I refer to the Lough Foyle cormorants and seals. In the case of Lough Foyle salmon, cormorants eat the smolts, the young salmon, that leave the lough for salt water and then seals kill the mature salmon that return. The adult seal eats 1.9 kg of salmon per day. The seal also kills for sport. Multiplied over a year and leaving aside salmon killed by seals for sport, the adult seal may eat up to 730 kg of salmon per annum. The average seasonal return of a Lough Foyle commercial net fisherman is 650 kg, which is less. One seal kills more salmon stock than one commercial salmon fisherman. Anecdotal evidence confirms that there are more than 28 seals in Lough Foyle. Seals are killing more Lough Foyle salmon than commercial fishermen.

I refer to the case for compensation. The livelihood of 28 commercial fishermen is seriously damaged by this ban. These men did not sign up to the salmon hardship fund offered to salmon fishermen in 2007 because they did not anticipate this ban.

Will the Government commission a survey on the number of predator seals and cormorants on Lough Foyle? Does it agree that the fishery management framework needs to be broadened to possibly include control of abundant predator species? Is either of the Foyle Fisheries Act 1952 or the Foyle Area (Control of Fishing) Regulation 2010 subject to derogation?

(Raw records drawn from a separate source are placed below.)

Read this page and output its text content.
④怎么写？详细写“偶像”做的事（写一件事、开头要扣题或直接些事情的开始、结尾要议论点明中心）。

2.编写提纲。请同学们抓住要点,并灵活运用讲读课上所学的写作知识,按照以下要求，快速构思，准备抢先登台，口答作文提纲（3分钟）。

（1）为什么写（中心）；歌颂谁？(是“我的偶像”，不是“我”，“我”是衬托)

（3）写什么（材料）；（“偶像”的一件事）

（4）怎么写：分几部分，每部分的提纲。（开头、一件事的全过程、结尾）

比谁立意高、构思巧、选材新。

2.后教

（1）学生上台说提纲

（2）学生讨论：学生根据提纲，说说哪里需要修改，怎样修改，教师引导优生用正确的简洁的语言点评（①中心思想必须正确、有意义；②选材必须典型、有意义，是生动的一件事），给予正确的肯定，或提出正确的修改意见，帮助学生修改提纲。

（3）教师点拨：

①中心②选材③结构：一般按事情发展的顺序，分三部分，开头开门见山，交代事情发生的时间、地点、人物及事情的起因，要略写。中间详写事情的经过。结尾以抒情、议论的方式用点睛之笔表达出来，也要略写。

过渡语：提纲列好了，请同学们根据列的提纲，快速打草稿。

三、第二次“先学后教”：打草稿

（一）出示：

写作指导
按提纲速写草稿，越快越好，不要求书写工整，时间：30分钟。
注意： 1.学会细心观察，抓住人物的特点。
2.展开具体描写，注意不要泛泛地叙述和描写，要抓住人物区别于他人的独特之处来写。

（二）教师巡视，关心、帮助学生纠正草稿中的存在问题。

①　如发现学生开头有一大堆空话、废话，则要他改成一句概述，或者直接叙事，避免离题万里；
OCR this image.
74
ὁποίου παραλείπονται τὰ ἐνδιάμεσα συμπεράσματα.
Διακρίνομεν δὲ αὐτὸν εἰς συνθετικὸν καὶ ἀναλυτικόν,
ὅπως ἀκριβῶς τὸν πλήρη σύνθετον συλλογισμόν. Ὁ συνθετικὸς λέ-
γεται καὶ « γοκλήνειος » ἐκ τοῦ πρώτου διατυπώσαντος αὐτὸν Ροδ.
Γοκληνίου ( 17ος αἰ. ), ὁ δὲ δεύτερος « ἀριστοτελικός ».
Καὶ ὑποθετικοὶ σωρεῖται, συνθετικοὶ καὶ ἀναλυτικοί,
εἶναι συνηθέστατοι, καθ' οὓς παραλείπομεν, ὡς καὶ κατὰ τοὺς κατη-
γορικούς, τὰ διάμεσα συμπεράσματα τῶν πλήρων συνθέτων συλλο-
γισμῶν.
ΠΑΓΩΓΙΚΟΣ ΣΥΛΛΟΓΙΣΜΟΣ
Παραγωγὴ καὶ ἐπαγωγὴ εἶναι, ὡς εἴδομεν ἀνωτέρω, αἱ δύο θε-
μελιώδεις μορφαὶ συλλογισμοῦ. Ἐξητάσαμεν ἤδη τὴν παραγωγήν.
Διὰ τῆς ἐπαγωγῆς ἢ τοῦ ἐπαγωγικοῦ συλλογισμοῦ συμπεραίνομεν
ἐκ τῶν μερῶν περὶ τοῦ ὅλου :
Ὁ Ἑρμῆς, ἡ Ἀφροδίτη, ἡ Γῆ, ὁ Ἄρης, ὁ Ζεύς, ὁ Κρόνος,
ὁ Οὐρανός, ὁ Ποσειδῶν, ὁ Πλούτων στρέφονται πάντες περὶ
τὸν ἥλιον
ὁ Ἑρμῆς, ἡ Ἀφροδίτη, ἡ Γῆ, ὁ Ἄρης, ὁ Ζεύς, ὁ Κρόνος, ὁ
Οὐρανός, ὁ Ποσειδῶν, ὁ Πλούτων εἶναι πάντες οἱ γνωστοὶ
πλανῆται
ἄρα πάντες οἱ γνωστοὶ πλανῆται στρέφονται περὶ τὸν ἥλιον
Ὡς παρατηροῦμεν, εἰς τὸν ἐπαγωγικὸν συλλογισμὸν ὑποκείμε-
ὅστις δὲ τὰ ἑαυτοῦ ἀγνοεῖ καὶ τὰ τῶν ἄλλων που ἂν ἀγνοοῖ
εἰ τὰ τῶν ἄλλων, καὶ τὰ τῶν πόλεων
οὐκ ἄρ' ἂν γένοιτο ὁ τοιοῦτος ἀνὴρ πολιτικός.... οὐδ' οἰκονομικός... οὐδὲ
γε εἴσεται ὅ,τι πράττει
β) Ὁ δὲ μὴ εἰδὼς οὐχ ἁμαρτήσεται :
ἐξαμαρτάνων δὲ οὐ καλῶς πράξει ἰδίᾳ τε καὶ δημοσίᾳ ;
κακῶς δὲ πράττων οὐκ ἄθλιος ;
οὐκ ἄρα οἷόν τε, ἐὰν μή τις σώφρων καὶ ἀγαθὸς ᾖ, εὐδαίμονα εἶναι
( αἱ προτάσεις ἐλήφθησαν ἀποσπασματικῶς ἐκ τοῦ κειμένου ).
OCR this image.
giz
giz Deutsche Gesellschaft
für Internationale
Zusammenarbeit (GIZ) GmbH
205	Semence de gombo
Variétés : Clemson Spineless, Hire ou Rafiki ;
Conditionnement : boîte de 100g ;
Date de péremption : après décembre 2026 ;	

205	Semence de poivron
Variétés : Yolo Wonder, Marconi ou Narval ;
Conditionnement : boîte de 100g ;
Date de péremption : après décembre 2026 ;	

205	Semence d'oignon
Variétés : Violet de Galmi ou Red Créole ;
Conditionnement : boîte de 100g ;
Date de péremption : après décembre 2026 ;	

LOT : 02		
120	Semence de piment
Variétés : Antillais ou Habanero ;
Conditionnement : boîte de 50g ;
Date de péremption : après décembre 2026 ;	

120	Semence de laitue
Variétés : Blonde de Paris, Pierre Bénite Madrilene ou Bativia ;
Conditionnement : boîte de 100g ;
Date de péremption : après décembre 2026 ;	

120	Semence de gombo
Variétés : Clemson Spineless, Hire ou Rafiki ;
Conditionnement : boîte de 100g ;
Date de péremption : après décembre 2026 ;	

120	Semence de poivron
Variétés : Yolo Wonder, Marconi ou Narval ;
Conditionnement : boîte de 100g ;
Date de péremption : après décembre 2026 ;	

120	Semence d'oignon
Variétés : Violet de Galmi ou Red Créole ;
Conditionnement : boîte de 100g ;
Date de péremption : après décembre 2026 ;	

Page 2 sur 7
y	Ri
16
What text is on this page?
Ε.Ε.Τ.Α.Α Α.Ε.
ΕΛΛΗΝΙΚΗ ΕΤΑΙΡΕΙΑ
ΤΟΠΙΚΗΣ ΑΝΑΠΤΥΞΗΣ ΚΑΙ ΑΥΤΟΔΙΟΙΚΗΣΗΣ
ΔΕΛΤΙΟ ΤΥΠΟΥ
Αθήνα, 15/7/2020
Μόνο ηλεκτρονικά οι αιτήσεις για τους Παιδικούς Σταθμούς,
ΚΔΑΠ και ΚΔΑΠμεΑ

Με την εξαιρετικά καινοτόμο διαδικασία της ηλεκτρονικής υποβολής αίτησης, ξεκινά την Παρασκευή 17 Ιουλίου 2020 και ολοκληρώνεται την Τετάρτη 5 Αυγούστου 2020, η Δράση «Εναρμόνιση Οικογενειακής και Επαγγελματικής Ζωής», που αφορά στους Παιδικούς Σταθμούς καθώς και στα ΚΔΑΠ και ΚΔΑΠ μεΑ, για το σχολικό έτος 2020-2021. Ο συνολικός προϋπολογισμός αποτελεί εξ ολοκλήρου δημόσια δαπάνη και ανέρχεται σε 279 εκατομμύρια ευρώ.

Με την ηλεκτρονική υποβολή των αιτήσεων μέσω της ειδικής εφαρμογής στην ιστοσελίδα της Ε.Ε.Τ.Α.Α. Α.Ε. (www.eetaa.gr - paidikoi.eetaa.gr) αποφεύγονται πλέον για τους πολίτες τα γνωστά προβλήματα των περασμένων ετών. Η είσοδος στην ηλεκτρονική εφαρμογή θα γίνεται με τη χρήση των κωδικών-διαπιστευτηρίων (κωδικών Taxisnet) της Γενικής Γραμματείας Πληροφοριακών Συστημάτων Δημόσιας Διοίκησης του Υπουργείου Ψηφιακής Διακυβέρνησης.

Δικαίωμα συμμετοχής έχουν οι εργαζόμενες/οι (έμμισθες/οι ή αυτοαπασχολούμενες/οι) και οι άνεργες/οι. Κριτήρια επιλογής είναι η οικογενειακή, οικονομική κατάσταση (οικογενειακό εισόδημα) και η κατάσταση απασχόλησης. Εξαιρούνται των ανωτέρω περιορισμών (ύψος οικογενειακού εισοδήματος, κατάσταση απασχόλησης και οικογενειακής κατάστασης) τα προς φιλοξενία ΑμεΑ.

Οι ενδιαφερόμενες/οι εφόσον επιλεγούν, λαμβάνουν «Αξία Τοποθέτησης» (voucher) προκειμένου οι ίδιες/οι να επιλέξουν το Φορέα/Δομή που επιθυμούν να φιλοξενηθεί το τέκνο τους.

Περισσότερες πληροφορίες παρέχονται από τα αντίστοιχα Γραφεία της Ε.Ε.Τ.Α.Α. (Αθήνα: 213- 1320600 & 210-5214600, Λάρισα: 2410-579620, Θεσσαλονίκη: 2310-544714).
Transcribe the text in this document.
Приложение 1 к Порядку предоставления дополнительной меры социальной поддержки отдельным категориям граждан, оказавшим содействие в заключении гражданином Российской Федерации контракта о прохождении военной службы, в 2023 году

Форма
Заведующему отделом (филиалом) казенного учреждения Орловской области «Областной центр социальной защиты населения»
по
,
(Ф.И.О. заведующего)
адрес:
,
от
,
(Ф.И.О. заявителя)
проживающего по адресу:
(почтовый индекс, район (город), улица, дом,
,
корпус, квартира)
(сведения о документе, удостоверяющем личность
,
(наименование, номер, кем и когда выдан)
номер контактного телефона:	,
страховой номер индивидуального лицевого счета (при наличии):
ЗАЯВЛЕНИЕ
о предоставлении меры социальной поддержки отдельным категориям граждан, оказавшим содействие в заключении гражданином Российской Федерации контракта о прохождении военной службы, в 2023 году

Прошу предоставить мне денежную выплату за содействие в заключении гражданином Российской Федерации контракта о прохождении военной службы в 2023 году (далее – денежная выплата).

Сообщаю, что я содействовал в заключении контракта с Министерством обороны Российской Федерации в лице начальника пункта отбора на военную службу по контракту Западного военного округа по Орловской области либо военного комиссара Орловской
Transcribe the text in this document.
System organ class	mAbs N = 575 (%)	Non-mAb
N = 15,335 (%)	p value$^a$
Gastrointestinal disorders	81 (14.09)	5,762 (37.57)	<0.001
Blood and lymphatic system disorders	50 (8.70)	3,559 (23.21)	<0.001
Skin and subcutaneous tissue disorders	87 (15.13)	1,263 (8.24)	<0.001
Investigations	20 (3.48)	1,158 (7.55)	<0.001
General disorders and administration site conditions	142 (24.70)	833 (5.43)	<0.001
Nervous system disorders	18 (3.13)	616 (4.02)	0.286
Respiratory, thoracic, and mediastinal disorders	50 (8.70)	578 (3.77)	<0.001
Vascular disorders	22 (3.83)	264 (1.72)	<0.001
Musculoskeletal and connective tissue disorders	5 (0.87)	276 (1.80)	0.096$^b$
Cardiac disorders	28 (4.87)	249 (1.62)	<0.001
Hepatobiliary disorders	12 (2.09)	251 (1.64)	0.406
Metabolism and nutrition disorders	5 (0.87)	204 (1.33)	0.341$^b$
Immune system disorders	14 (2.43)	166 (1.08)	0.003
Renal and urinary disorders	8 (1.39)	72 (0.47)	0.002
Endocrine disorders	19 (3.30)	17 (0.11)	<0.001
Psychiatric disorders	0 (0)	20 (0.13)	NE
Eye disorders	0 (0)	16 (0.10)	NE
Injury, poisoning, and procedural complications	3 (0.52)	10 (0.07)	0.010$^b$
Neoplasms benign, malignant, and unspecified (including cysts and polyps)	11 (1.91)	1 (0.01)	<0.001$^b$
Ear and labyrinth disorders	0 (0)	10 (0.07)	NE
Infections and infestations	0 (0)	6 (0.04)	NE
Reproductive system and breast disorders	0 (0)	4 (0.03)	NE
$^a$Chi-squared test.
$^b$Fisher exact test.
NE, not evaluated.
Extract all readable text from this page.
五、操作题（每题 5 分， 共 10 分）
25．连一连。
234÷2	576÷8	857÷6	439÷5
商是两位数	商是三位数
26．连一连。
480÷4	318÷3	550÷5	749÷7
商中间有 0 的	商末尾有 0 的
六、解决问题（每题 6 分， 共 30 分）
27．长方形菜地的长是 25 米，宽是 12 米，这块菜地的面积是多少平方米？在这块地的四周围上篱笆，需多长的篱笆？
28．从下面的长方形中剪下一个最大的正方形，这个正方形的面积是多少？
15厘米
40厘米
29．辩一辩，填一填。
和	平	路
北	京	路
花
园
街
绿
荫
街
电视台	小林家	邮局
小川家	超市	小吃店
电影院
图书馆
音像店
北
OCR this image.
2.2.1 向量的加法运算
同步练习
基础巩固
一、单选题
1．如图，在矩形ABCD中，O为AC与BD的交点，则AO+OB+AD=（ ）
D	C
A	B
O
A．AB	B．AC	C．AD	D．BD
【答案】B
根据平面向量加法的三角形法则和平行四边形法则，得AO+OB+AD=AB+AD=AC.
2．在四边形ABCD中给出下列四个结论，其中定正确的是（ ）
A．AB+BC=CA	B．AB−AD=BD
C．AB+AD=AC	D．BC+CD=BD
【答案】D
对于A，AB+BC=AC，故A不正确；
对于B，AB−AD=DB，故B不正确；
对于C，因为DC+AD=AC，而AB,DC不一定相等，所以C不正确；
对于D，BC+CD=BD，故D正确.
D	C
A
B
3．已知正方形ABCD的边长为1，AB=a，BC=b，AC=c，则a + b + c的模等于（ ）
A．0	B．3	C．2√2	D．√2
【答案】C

This debate is not facile and the solutions are not simplistic. I spoke to Michelle Gildernew, MLA, the Minister's counterpart in Stormont yesterday. I understood her say that it is a very black and white issue. There is no salmon so commercial fisherman are banned.

There is an opportunity to allow fishermen to fish on a small scale with small boats, small quotas and for a limited number of days at sea. It would get people back working. It is an opportunity for the Government to get people along the coast working again. I ask the Minister not to bring the debate down to a facile level, that is, that commercial fishermen are destroying the stock. They are not because they are not even fishing.